Plusieurs centaines de tracteurs, et des agriculteurs en colère… À Paris ce 8 février, ils ne défileront pas contre la réforme des retraites, mais pour qu'on les laisse produire. Après l'interdiction, par la Cour de justice européenne, d'une dérogation sur l'usage de néonicotinoïdes qui met en péril la filière de la betterave à sucre, et à trois semaines du Salon de l'agriculture, les paysans veulent faire entendre leur voix, à l'appel de la FNSEA et de la Fédération dans la production de betteraves sucrières, et entendent dénoncer, « jusqu'au 20 février et dans toute la France », l'accumulation de contraintes et de normes qui pèsent sur les productions françaises.

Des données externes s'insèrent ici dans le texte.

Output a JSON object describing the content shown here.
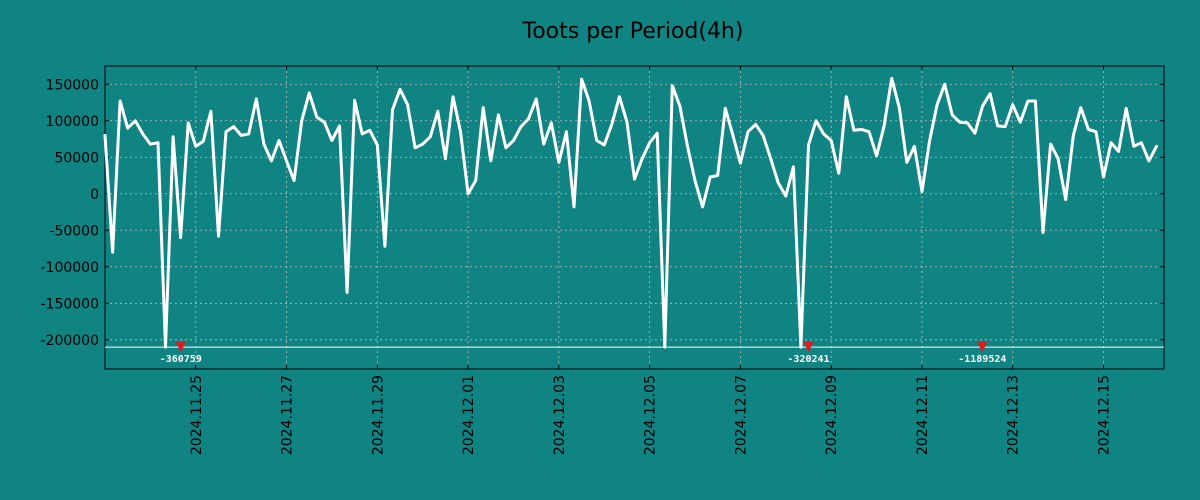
{
  "colors": {
    "background": "#108383",
    "line": "#ffffff",
    "marker": "#e31a1c",
    "grid": "#bfbfbf",
    "text": "#000000"
  },
  "chart_data": {
    "type": "line",
    "title": "Toots per Period(4h)",
    "xlabel": "",
    "ylabel": "",
    "grid": true,
    "ylim": [
      -240000,
      175000
    ],
    "yticks": [
      -200000,
      -150000,
      -100000,
      -50000,
      0,
      50000,
      100000,
      150000
    ],
    "ytick_labels": [
      "-200000",
      "-150000",
      "-100000",
      "-50000",
      "0",
      "50000",
      "100000",
      "150000"
    ],
    "x_range_days": [
      0,
      23.333
    ],
    "xtick_days": [
      2,
      4,
      6,
      8,
      10,
      12,
      14,
      16,
      18,
      20,
      22
    ],
    "xtick_labels": [
      "2024.11.25",
      "2024.11.27",
      "2024.11.29",
      "2024.12.01",
      "2024.12.03",
      "2024.12.05",
      "2024.12.07",
      "2024.12.09",
      "2024.12.11",
      "2024.12.13",
      "2024.12.15"
    ],
    "clip_line_value": -210000,
    "series": [
      {
        "name": "Toots per Period(4h)",
        "period_days": 0.16667,
        "values": [
          80000,
          -80000,
          127000,
          90000,
          100000,
          82000,
          68000,
          70000,
          -210000,
          78000,
          -60000,
          97000,
          65000,
          72000,
          113000,
          -58000,
          85000,
          92000,
          80000,
          82000,
          130000,
          68000,
          45000,
          73000,
          45000,
          18000,
          100000,
          138000,
          105000,
          98000,
          73000,
          93000,
          -135000,
          128000,
          82000,
          87000,
          67000,
          -72000,
          115000,
          143000,
          122000,
          63000,
          68000,
          78000,
          113000,
          48000,
          133000,
          85000,
          0,
          18000,
          118000,
          45000,
          108000,
          63000,
          73000,
          92000,
          103000,
          130000,
          68000,
          97000,
          43000,
          85000,
          -18000,
          157000,
          127000,
          73000,
          67000,
          95000,
          133000,
          98000,
          20000,
          48000,
          70000,
          83000,
          -210000,
          148000,
          120000,
          65000,
          18000,
          -18000,
          23000,
          25000,
          117000,
          80000,
          42000,
          85000,
          95000,
          80000,
          48000,
          15000,
          -3000,
          37000,
          -210000,
          67000,
          100000,
          82000,
          73000,
          28000,
          133000,
          87000,
          88000,
          85000,
          52000,
          93000,
          158000,
          118000,
          43000,
          65000,
          3000,
          72000,
          122000,
          150000,
          108000,
          98000,
          97000,
          83000,
          120000,
          137000,
          93000,
          92000,
          122000,
          98000,
          127000,
          127000,
          -53000,
          68000,
          48000,
          -8000,
          80000,
          118000,
          88000,
          85000,
          23000,
          70000,
          58000,
          117000,
          65000,
          70000,
          45000,
          65000
        ]
      }
    ],
    "annotations": [
      {
        "label": "-360759",
        "day": 1.67
      },
      {
        "label": "-320241",
        "day": 15.5
      },
      {
        "label": "-1189524",
        "day": 19.33
      }
    ]
  }
}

La question des néonicotinoïdes et de la réduction de l'usage de pesticides n'est que « la partie émergée de l'iceberg », affirme le président des Chambres d'agriculture de France Sébastien Windsor, qui appelle politiques et opinion publique à une « prise de conscience » : la France, année après année, voit sa production se réduire et ses importations exploser.

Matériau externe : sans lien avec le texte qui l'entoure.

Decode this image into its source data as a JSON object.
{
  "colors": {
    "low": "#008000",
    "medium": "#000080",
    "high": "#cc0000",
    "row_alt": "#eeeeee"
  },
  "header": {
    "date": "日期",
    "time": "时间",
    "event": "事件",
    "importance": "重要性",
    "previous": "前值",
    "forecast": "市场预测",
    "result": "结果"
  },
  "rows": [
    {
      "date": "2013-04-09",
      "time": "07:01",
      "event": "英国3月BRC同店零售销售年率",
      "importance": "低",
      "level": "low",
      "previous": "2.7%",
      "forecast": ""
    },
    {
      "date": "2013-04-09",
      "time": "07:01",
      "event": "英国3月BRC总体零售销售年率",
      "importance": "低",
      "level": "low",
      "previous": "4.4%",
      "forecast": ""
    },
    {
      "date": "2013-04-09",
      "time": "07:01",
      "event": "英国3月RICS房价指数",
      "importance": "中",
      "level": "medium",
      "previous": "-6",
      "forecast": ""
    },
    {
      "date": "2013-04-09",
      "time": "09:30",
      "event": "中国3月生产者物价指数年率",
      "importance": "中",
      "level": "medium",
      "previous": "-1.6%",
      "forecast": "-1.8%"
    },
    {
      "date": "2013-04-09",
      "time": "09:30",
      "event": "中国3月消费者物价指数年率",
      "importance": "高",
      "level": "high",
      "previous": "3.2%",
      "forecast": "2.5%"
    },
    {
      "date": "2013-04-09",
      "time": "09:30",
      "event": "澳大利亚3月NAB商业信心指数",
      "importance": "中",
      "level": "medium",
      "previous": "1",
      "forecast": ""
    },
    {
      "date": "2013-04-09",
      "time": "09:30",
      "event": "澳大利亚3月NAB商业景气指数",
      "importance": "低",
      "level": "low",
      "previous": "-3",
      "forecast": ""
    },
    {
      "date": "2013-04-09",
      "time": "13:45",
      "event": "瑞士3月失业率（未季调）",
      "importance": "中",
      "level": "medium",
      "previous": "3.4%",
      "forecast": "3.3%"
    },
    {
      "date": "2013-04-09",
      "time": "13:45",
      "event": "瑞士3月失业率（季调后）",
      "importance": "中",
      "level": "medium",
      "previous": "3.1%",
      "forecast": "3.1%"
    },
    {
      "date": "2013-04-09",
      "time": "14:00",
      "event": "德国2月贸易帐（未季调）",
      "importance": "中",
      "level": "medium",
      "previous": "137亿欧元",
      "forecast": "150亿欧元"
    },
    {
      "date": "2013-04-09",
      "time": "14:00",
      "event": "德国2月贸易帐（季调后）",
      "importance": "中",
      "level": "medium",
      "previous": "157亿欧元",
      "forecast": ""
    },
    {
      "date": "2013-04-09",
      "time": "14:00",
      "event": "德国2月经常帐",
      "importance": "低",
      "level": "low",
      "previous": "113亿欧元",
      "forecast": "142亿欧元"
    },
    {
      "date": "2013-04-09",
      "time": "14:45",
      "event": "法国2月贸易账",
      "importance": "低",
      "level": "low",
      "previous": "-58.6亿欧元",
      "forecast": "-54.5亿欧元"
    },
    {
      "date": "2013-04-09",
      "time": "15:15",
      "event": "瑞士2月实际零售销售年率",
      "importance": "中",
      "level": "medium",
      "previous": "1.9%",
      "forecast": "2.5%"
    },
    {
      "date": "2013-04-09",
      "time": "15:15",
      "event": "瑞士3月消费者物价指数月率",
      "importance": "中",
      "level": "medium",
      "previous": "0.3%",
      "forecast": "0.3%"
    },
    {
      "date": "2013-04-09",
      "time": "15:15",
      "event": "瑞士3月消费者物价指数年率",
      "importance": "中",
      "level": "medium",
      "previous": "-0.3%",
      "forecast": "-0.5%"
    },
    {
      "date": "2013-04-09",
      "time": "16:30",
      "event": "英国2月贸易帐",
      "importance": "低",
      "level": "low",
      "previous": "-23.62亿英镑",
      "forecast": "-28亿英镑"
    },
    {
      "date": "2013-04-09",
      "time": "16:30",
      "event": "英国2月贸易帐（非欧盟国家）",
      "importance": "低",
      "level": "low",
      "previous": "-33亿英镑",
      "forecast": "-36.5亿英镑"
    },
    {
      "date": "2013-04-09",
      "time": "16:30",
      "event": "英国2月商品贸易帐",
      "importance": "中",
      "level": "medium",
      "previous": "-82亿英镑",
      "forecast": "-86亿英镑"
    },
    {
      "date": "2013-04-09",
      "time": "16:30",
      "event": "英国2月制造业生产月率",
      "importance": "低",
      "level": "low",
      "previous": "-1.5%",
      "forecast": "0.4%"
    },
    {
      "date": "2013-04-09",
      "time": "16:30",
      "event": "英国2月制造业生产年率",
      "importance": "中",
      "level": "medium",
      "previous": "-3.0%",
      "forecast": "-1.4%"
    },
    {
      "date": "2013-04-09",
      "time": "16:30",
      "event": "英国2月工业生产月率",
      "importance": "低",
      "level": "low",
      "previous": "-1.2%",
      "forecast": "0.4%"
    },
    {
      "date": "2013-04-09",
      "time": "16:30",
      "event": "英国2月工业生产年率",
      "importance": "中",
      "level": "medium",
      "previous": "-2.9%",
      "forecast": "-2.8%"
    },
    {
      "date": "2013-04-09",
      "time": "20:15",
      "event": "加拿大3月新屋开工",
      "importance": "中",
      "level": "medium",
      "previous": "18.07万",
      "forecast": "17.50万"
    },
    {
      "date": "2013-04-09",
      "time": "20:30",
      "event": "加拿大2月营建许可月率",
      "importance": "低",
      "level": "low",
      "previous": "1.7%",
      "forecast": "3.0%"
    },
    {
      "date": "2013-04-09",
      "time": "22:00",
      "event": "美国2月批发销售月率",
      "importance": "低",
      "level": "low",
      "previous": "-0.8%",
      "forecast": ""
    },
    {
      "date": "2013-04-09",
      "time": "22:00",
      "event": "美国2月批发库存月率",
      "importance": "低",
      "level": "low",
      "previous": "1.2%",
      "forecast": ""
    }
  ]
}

Viande, lait, fruits et légumes… Alors que la recherche de souveraineté émaille tous les discours, la France n'est plus capable de se nourrir, et sa dépendance vis-à-vis de l'étranger s'aggrave à un rythme qui affole les spécialistes du secteur, inquiets d'une possible « disparition de la ferme France ». Entretien.

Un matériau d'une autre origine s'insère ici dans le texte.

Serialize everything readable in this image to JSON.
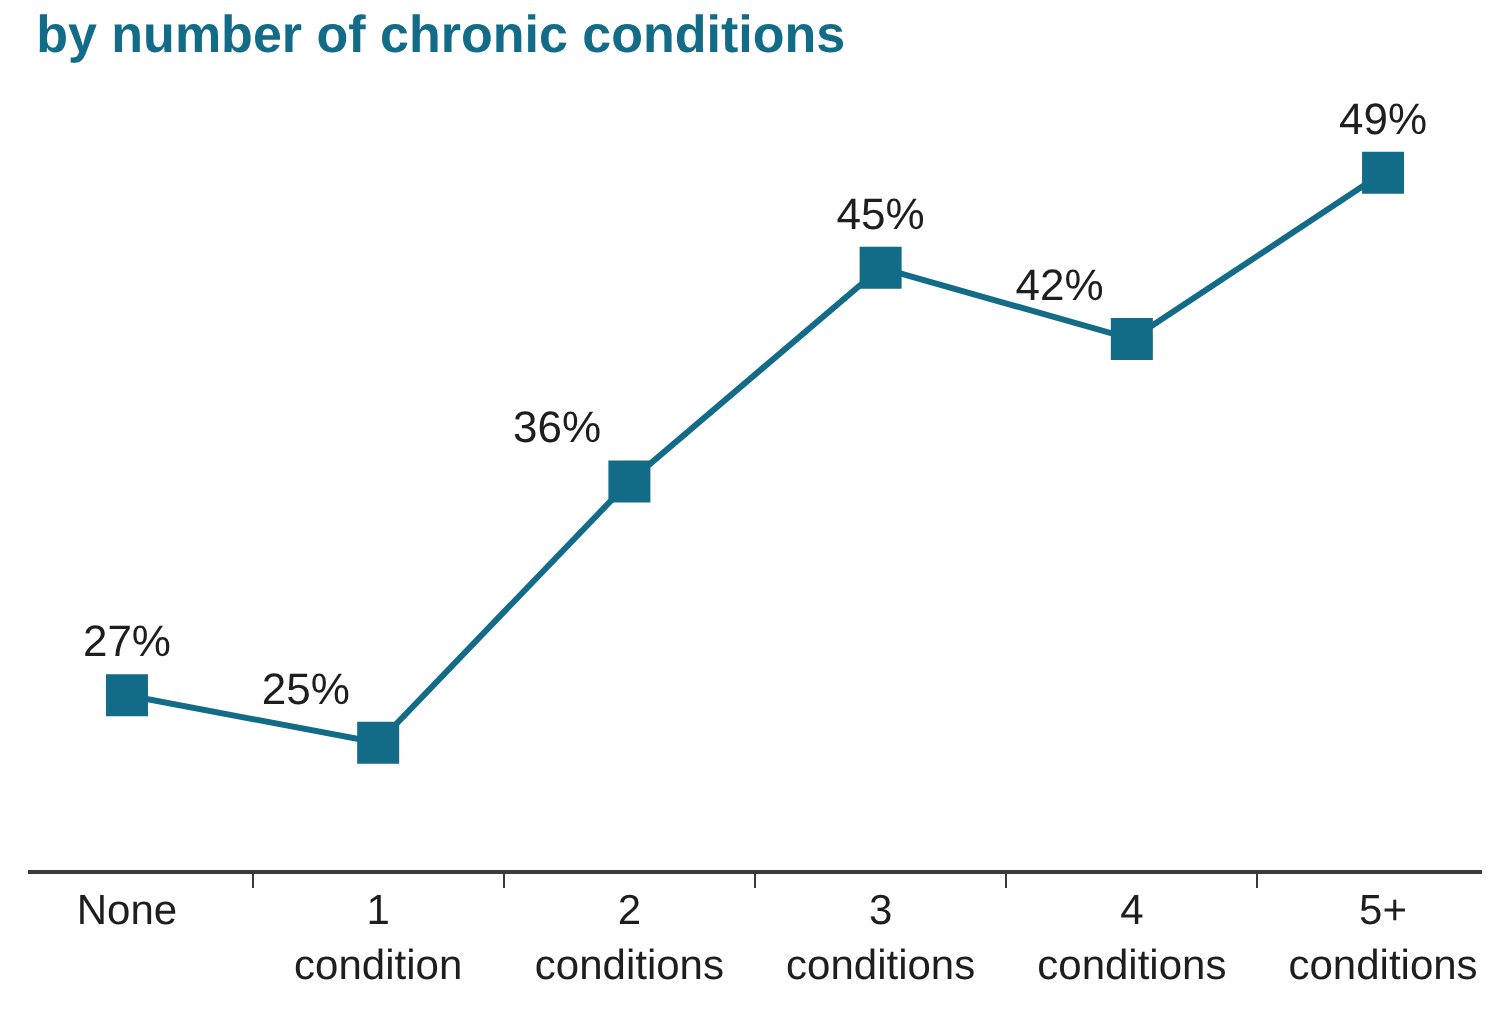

Le Point : L'interdiction d'une dérogation qui permettait, depuis deux ans, aux agriculteurs de traiter leurs semences de betterave contre les pucerons, sans qu'aucune alternative ne soit encore disponible, a ulcéré le monde agricole. Mais la défense d'un insecticide nocif pour les abeilles n'est pas un peu court, comme mot d'ordre ?
Sébastien Windsor : L'exaspération du monde agricole va bien au-delà de la seule question des produits phytosanitaires, dont l'usage, c'est vrai, est chaque année de plus en plus drastiquement encadré, et réduit. Elle répond à une accumulation de contraintes environnementales, sanitaires, normatives, sociétales, qui arrivent les unes après les autres en silo, et se traduisent par une baisse de la production en Europe, au moment même où la guerre en Ukraine déstabilise les marchés mondiaux ! Les néonicotinoïdes symbolisent cette dérive : ils sont maintenant totalement interdits en France, et on sait que cela va entraîner des pertes de production. Mais au-delà, les agriculteurs redoutent la fermeture d'usines qui pourrait suivre, et la perte définitive de leur outil. Car depuis quelques années, là où les usines ferment, la production de betteraves disparaît, alors que dans le même temps on prétend regagner notre souveraineté alimentaire. Ce sont ces incohérences que les agriculteurs n'arrivent plus à comprendre.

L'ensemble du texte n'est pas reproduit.